Dans une voiture publique
On rencontre ordinairement
Un assemblage incohérent,
Parfois triste, parfois comique ;
Chacun y va pour son argent,
Trop heureux si dans la chambrée
Ne siège pas, pour compagnon,
Quelque gros marchand de marée
Portant avec lui son poisson,
Qui tout en vous forçant à boucher vos narines,
Est encore assez éhonté
Pour vous vanter la qualité
Et la fraîcheur de ses sardines.
Mais pourquoi m'arrêter à citer parcil trait ?
Ce n'est point ce que je veux dire :
Mon projet n'est pas de médire,
Et voici quel est mon sujet.
Placés dans une diligence,
Après n'avoir rien dit d'abord,
Des voyageurs rompirent le silence.
Voilà que d'un commun accord
Ils parlent contre la voiture ;
Les uns disent Elle est trop dure,
Il faut qu'on change les ressorts ;
Les autres Les essieux ne sont pas assez forts ;
Elle est trop haute ; elle est trop basse ;
Difficilement on s'y place ;
Il faut qu'on allonge les traits ;
Peut-on voir pareil attelage ?
De tels chevaux n'arriveront jamais ;
Avant d'être rendus, nous verserons, je gage.
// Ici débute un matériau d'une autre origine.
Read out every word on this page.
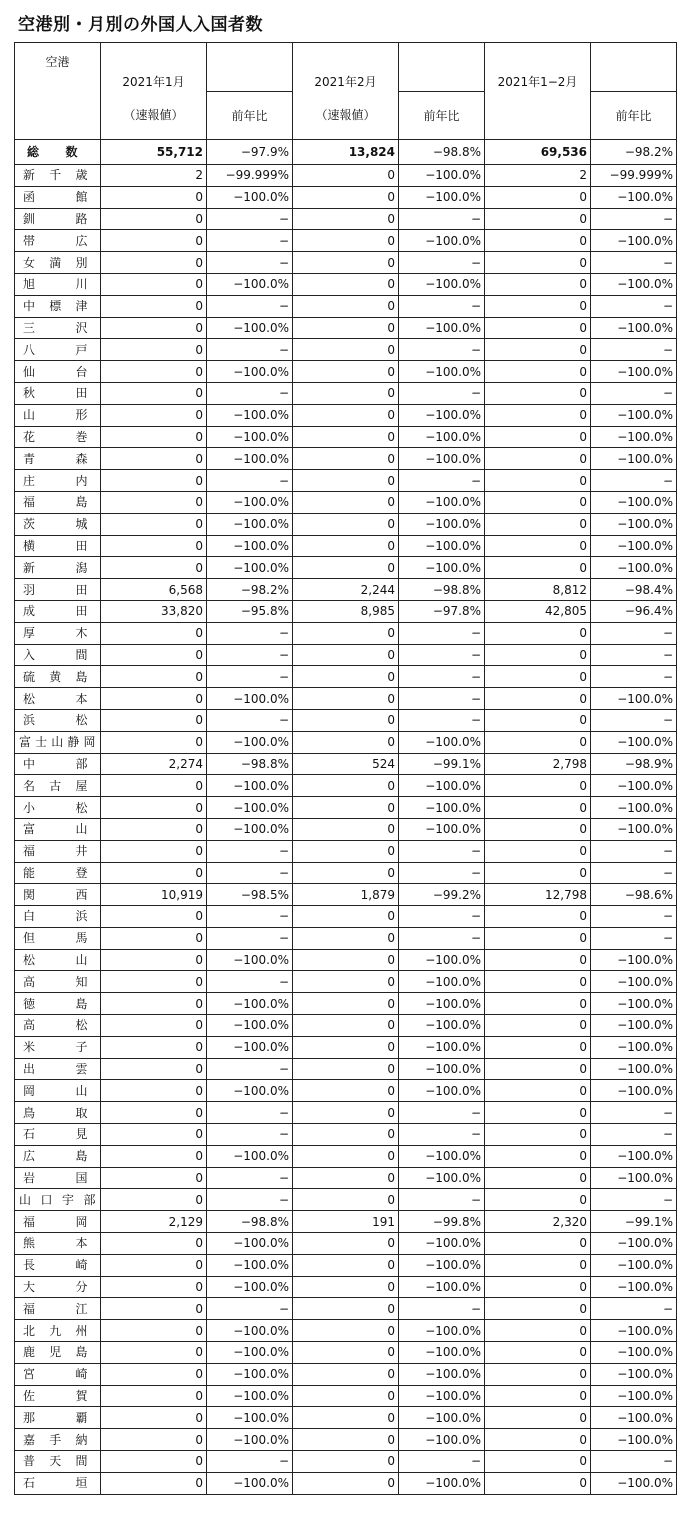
空港別・月別の外国人入国者数
空港	2021年1月		2021年2月		2021年1−2月	
	（速報値）	前年比	（速報値）	前年比		前年比
総数	55,712	−97.9%	13,824	−98.8%	69,536	−98.2%
新千歳	2	−99.999%	0	−100.0%	2	−99.999%
函館	0	−100.0%	0	−100.0%	0	−100.0%
釧路	0	−	0	−	0	−
帯広	0	−	0	−100.0%	0	−100.0%
女満別	0	−	0	−	0	−
旭川	0	−100.0%	0	−100.0%	0	−100.0%
中標津	0	−	0	−	0	−
三沢	0	−100.0%	0	−100.0%	0	−100.0%
八戸	0	−	0	−	0	−
仙台	0	−100.0%	0	−100.0%	0	−100.0%
秋田	0	−	0	−	0	−
山形	0	−100.0%	0	−100.0%	0	−100.0%
花巻	0	−100.0%	0	−100.0%	0	−100.0%
青森	0	−100.0%	0	−100.0%	0	−100.0%
庄内	0	−	0	−	0	−
福島	0	−100.0%	0	−100.0%	0	−100.0%
茨城	0	−100.0%	0	−100.0%	0	−100.0%
横田	0	−100.0%	0	−100.0%	0	−100.0%
新潟	0	−100.0%	0	−100.0%	0	−100.0%
羽田	6,568	−98.2%	2,244	−98.8%	8,812	−98.4%
成田	33,820	−95.8%	8,985	−97.8%	42,805	−96.4%
厚木	0	−	0	−	0	−
入間	0	−	0	−	0	−
硫黄島	0	−	0	−	0	−
松本	0	−100.0%	0	−	0	−100.0%
浜松	0	−	0	−	0	−
富士山静岡	0	−100.0%	0	−100.0%	0	−100.0%
中部	2,274	−98.8%	524	−99.1%	2,798	−98.9%
名古屋	0	−100.0%	0	−100.0%	0	−100.0%
小松	0	−100.0%	0	−100.0%	0	−100.0%
富山	0	−100.0%	0	−100.0%	0	−100.0%
福井	0	−	0	−	0	−
能登	0	−	0	−	0	−
関西	10,919	−98.5%	1,879	−99.2%	12,798	−98.6%
白浜	0	−	0	−	0	−
但馬	0	−	0	−	0	−
松山	0	−100.0%	0	−100.0%	0	−100.0%
高知	0	−	0	−100.0%	0	−100.0%
徳島	0	−100.0%	0	−100.0%	0	−100.0%
高松	0	−100.0%	0	−100.0%	0	−100.0%
米子	0	−100.0%	0	−100.0%	0	−100.0%
出雲	0	−	0	−100.0%	0	−100.0%
岡山	0	−100.0%	0	−100.0%	0	−100.0%
鳥取	0	−	0	−	0	−
石見	0	−	0	−	0	−
広島	0	−100.0%	0	−100.0%	0	−100.0%
岩国	0	−	0	−100.0%	0	−100.0%
山口宇部	0	−	0	−	0	−
福岡	2,129	−98.8%	191	−99.8%	2,320	−99.1%
熊本	0	−100.0%	0	−100.0%	0	−100.0%
長崎	0	−100.0%	0	−100.0%	0	−100.0%
大分	0	−100.0%	0	−100.0%	0	−100.0%
福江	0	−	0	−	0	−
北九州	0	−100.0%	0	−100.0%	0	−100.0%
鹿児島	0	−100.0%	0	−100.0%	0	−100.0%
宮崎	0	−100.0%	0	−100.0%	0	−100.0%
佐賀	0	−100.0%	0	−100.0%	0	−100.0%
那覇	0	−100.0%	0	−100.0%	0	−100.0%
嘉手納	0	−100.0%	0	−100.0%	0	−100.0%
普天間	0	−	0	−	0	−
石垣	0	−100.0%	0	−100.0%	0	−100.0%
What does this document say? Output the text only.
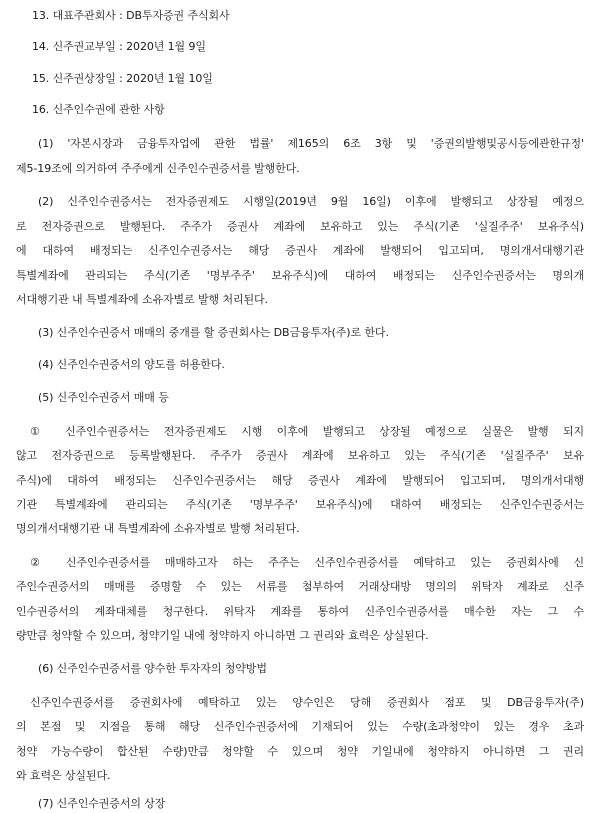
13. 대표주관회사 : DB투자증권 주식회사
14. 신주권교부일 : 2020년 1월 9일
15. 신주권상장일 : 2020년 1월 10일
16. 신주인수권에 관한 사항
(1) '자본시장과 금융투자업에 관한 법률' 제165의 6조 3항 및 '증권의발행및공시등에관한규정'
제5-19조에 의거하여 주주에게 신주인수권증서를 발행한다.
(2) 신주인수권증서는 전자증권제도 시행일(2019년 9월 16일) 이후에 발행되고 상장될 예정으
로 전자증권으로 발행된다. 주주가 증권사 계좌에 보유하고 있는 주식(기존 '실질주주' 보유주식)
에 대하여 배정되는 신주인수권증서는 해당 증권사 계좌에 발행되어 입고되며, 명의개서대행기관
특별계좌에 관리되는 주식(기존 '명부주주' 보유주식)에 대하여 배정되는 신주인수권증서는 명의개
서대행기관 내 특별계좌에 소유자별로 발행 처리된다.
(3) 신주인수권증서 매매의 중개를 할 증권회사는 DB금융투자(주)로 한다.
(4) 신주인수권증서의 양도를 허용한다.
(5) 신주인수권증서 매매 등
① 신주인수권증서는 전자증권제도 시행 이후에 발행되고 상장될 예정으로 실물은 발행 되지
않고 전자증권으로 등록발행된다. 주주가 증권사 계좌에 보유하고 있는 주식(기존 '실질주주' 보유
주식)에 대하여 배정되는 신주인수권증서는 해당 증권사 계좌에 발행되어 입고되며, 명의개서대행
기관 특별계좌에 관리되는 주식(기존 '명부주주' 보유주식)에 대하여 배정되는 신주인수권증서는
명의개서대행기관 내 특별계좌에 소유자별로 발행 처리된다.
② 신주인수권증서를 매매하고자 하는 주주는 신주인수권증서를 예탁하고 있는 증권회사에 신
주인수권증서의 매매를 증명할 수 있는 서류를 첨부하여 거래상대방 명의의 위탁자 계좌로 신주
인수권증서의 계좌대체를 청구한다. 위탁자 계좌를 통하여 신주인수권증서를 매수한 자는 그 수
량만큼 청약할 수 있으며, 청약기일 내에 청약하지 아니하면 그 권리와 효력은 상실된다.
(6) 신주인수권증서를 양수한 투자자의 청약방법
신주인수권증서를 증권회사에 예탁하고 있는 양수인은 당해 증권회사 점포 및 DB금융투자(주)
의 본점 및 지점을 통해 해당 신주인수권증서에 기재되어 있는 수량(초과청약이 있는 경우 초과
청약 가능수량이 합산된 수량)만큼 청약할 수 있으며 청약 기일내에 청약하지 아니하면 그 권리
와 효력은 상실된다.
(7) 신주인수권증서의 상장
C'était à qui mieux mieux ; et jusques au- plus sot,
Tous disaient là-dessus leur mot.
Au milieu de ce verbiage
Notre voiture allait son train.
Le conducteur, assez malin,
Écoutant leur beau langage,
Sous son bonnet riait de l'entretien,
Et tapis dans son coin, ne leur répondait rien.
A l'arrivée il rompit le silence.
Enfin, dit-il, grâce à la Providence,
Notre voyage est fait, malgré tous vos propos
Sur la voiture et les chevaux.
D'un État ce récit nous présente l'emblème ;
Lorsqu'en dépit de tout discours malin
Il va toujours droit son chemin,
Au but qu'il se propose il arrive de même.